Looking at the definition for flavor and timbre, both are used to describe the "essential character" of a particular sense.
If flavor is the essential character of our taste sense, and timbre is the essential character of something we hear, does English contain similar words for sight, smell, or touch?
Is there a better answer for touch than "texture"?
I suppose flavor could be used generically for any of them, but I would be most interested in a similar word used specifically for the essential character of something we perceive with our eyes.
EDIT: This isn't quite the same as this question, because I'm interested more in the "essential character" part of the definition that "timbre" implies.
It's almost a specialized domain-word in music, but this "essential" can be characterized as follows:
More than one type of instrument can produce the same pitch. Similarly, many types of instruments can achieve the same dynamics (or loudness). But a violin's timbre is uniquely its own. A flute can never sound like a violin. You will hear musicians use words like bright, penetrating, acerbic, keen, biting, rasping, reedy, powerful, robust, full, or insistent to try to describe a timbre.
Approaching it from another direction, if you've ever seen a recorded sound waveform (with all the wiggly lines):
- Dynamics/loudness are related to the height or magnitude of the wiggly lines. (Any waveform can be stretched vertically to match another's loudness.)
- Pitch/frequency is related to how closely packed the repeating sections of wiggly lines appear. (Any waveform can be played back faster or slower to match the pitch of another.)
- Timbre refers to the actual shape of the repeated sections of wiggly lines. There is no simple transformation that allows you to match those patterns to a different recorded sound.

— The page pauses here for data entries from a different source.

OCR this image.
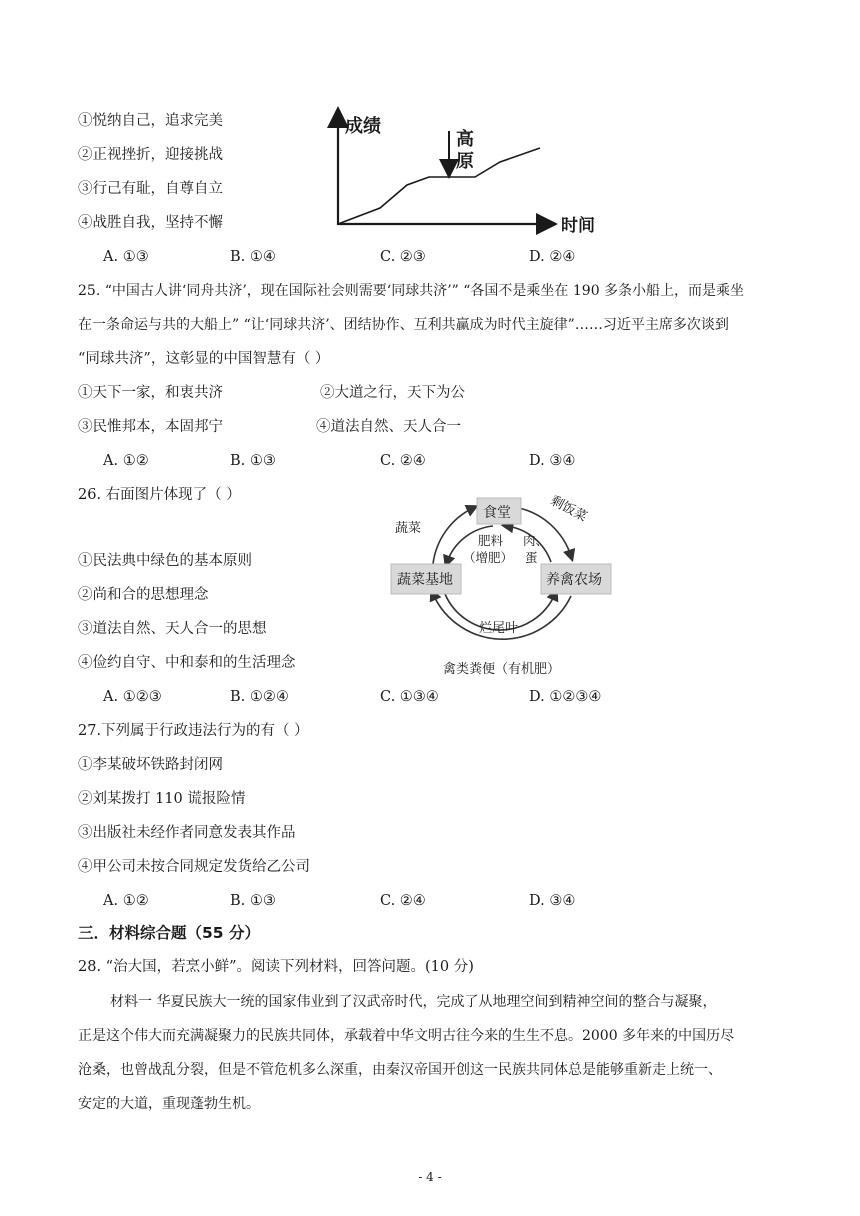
①悦纳自己，追求完美
②正视挫折，迎接挑战
③行己有耻，自尊自立
④战胜自我，坚持不懈
成绩
时间
高
原
A. ①③	B. ①④	C. ②③	D. ②④
25. “中国古人讲‘同舟共济’，现在国际社会则需要‘同球共济’” “各国不是乘坐在 190 多条小船上，而是乘坐
在一条命运与共的大船上” “让‘同球共济’、团结协作、互利共赢成为时代主旋律”……习近平主席多次谈到
“同球共济”，这彰显的中国智慧有（ ）
①天下一家，和衷共济	②大道之行，天下为公
③民惟邦本，本固邦宁	④道法自然、天人合一
A. ①②	B. ①③	C. ②④	D. ③④
26. 右面图片体现了（ ）
①民法典中绿色的基本原则
②尚和合的思想理念
③道法自然、天人合一的思想
④俭约自守、中和泰和的生活理念
食堂
蔬菜基地	养禽农场
蔬菜
剩饭菜
肥料
（增肥）
肉、
蛋
烂尾叶
禽类粪便（有机肥）
A. ①②③	B. ①②④	C. ①③④	D. ①②③④
27.下列属于行政违法行为的有（ ）
①李某破坏铁路封闭网
②刘某拨打 110 谎报险情
③出版社未经作者同意发表其作品
④甲公司未按合同规定发货给乙公司
A. ①②	B. ①③	C. ②④	D. ③④
三．材料综合题（55 分）
28. “治大国，若烹小鲜”。阅读下列材料，回答问题。(10 分)
材料一 华夏民族大一统的国家伟业到了汉武帝时代，完成了从地理空间到精神空间的整合与凝聚，
正是这个伟大而充满凝聚力的民族共同体，承载着中华文明古往今来的生生不息。2000 多年来的中国历尽
沧桑，也曾战乱分裂，但是不管危机多么深重，由秦汉帝国开创这一民族共同体总是能够重新走上统一、
安定的大道，重现蓬勃生机。
- 4 -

That last sentence is what I'm looking for with the other senses.
Trying to apply those same rules to vision ("what can or cannot be accomplished via a simple transformation"), the answer is probably "texture" and/or "shape". You can make a rubber ball in any variety of colors, but that ball can never be made to look like a cell phone, owing to texture and shape differences. Their essential characters are different.